Putin und der Biker-Club: Der russische Bär und seine Wölfe
Kremlchef Putin hat es ausprobiert: Motorradfahren mit dem Biker-Club „Die Nachtwölfe“.
Foto: AFPMoskau. Der russische Biker-Club „Die Nachtwölfe“ will auf einer Motorradtour von Moskau quer durch Ost- und Mitteleuropa bis nach Berlin den Weg der Sowjetarmee am Ende des Zweiten Weltkriegs nachfahren. „Ziel ist es, das Andenken an diejenigen zu ehren, die beim Kampf gegen den Faschismus gefallen sind“, sagte Organisator Andrej Bobrowski am Montag der Nachrichtenagentur AFP.
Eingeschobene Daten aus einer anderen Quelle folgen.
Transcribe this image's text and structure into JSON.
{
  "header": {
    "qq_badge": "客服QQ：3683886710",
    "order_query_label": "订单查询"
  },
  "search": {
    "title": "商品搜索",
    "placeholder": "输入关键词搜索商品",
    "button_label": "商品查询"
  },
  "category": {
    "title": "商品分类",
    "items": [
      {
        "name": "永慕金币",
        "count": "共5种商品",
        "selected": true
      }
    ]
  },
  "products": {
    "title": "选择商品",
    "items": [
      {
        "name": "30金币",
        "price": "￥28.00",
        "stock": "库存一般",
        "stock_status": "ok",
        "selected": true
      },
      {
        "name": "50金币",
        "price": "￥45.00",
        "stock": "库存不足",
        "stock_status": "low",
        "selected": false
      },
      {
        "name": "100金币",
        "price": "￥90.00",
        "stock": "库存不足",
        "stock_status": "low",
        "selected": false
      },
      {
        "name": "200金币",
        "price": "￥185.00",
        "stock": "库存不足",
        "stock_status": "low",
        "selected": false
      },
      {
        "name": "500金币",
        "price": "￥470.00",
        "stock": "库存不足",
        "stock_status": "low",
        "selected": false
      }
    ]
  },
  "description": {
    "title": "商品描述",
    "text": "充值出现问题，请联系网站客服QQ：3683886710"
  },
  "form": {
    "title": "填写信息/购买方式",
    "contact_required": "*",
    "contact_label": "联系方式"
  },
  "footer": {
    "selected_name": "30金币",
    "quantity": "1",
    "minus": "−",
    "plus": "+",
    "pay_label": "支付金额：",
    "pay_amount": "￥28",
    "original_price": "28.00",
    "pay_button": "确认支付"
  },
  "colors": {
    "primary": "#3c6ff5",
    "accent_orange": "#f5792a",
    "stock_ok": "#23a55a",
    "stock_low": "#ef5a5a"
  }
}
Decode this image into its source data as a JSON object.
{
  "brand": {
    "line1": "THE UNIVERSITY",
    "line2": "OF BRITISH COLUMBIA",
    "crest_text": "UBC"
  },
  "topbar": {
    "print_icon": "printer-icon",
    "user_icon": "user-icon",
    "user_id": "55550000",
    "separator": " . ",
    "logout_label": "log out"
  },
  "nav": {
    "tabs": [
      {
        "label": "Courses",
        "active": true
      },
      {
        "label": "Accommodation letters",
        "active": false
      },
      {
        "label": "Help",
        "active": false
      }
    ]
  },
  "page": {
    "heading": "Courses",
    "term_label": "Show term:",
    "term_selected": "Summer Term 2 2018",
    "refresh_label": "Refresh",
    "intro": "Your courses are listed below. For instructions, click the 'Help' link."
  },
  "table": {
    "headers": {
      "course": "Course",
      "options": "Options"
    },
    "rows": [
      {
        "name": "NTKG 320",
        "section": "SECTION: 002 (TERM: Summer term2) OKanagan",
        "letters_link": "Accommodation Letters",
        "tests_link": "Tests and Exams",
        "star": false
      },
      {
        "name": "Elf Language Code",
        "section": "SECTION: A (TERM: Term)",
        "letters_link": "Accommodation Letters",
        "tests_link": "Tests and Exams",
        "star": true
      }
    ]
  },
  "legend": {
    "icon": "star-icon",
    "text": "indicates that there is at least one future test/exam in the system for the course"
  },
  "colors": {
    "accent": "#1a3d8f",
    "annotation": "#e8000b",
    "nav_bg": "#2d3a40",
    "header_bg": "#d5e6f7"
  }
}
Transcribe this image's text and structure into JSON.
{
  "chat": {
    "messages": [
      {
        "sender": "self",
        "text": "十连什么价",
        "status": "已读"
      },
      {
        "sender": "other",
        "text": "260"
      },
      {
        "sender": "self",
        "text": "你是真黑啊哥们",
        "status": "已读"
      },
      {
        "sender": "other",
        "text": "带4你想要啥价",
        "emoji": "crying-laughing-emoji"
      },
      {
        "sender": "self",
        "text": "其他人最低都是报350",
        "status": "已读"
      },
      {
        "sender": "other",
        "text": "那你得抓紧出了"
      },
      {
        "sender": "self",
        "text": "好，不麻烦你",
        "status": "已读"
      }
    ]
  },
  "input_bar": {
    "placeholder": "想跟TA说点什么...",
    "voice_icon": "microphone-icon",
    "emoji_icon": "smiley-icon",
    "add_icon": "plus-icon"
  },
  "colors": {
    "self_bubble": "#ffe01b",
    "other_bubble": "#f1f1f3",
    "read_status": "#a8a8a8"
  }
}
Durch die Motorradtour, die am 25. April beginnen und am 9. Mai, dem in Russland begangenen Jahrestags des Kriegsendes, in der deutschen Hauptstadt enden soll, wollen die Biker demnach die „guten Beziehungen“ zwischen Russland und den durchquerten Ländern stärken. Besucht werden sollen dabei außer Deutschland noch Weißrussland, Polen, Tschechien, die Slowakei und Österreich.
Die Nachtwölfe zeigen sich zwar regelmäßig an der Seite von Russlands Präsident Wladimir Putin, streiten aber jedes politische Engagement ab. „Wir sind keine Historiker, aber wir wollen die hunderttausenden von Zivilisten nicht in Vergessenheit geraten lassen, die im Krieg gestorben sind“, sagte Bobrowski. Er erwarte deshalb von allen, ihnen bei ihrer Aktion zu helfen, selbst von jenen, die diese nicht respektierten.
Der kurz vor Zusammenbruch der Sowjetunion 1989 gegründete Club zählt in deren Nachfolgestaaten heute rund 5000 Mitglieder. Die Biker waren bisher unter anderem kurz nach der Annexion durch Russland auf der Schwarzmeer-Halbinsel Krim unterwegs und tauchten auch schon in der Separatistenhochburg Lugansk in der umkämpften Ostukraine auf. Einige der Rocker entschieden sich dabei, gleich vor Ort zu bleiben und die Separatisten bei ihrem Kampf gegen Kiew zu unterstützen.
Zwei knallharte Jungs: Russlands Kremlchef Wladimir Putin und Nochniye Volki, der Chef des Biker-Clubs „Die Nachtwölfe“.
Foto: ap
In Polen haben die Pläne der Nachtwölfe bereits regen Widerstand ausgelöst. Mehr als 9000 Unterschriften wurden für eine Petition gesammelt, die von den Behörden verlangt, den rund vierzig erwarteten Bikern die Einreise zu verwehren. Auch in sozialen Medien fordern tausende ein Einreiseverbot für die Motorradfahrer.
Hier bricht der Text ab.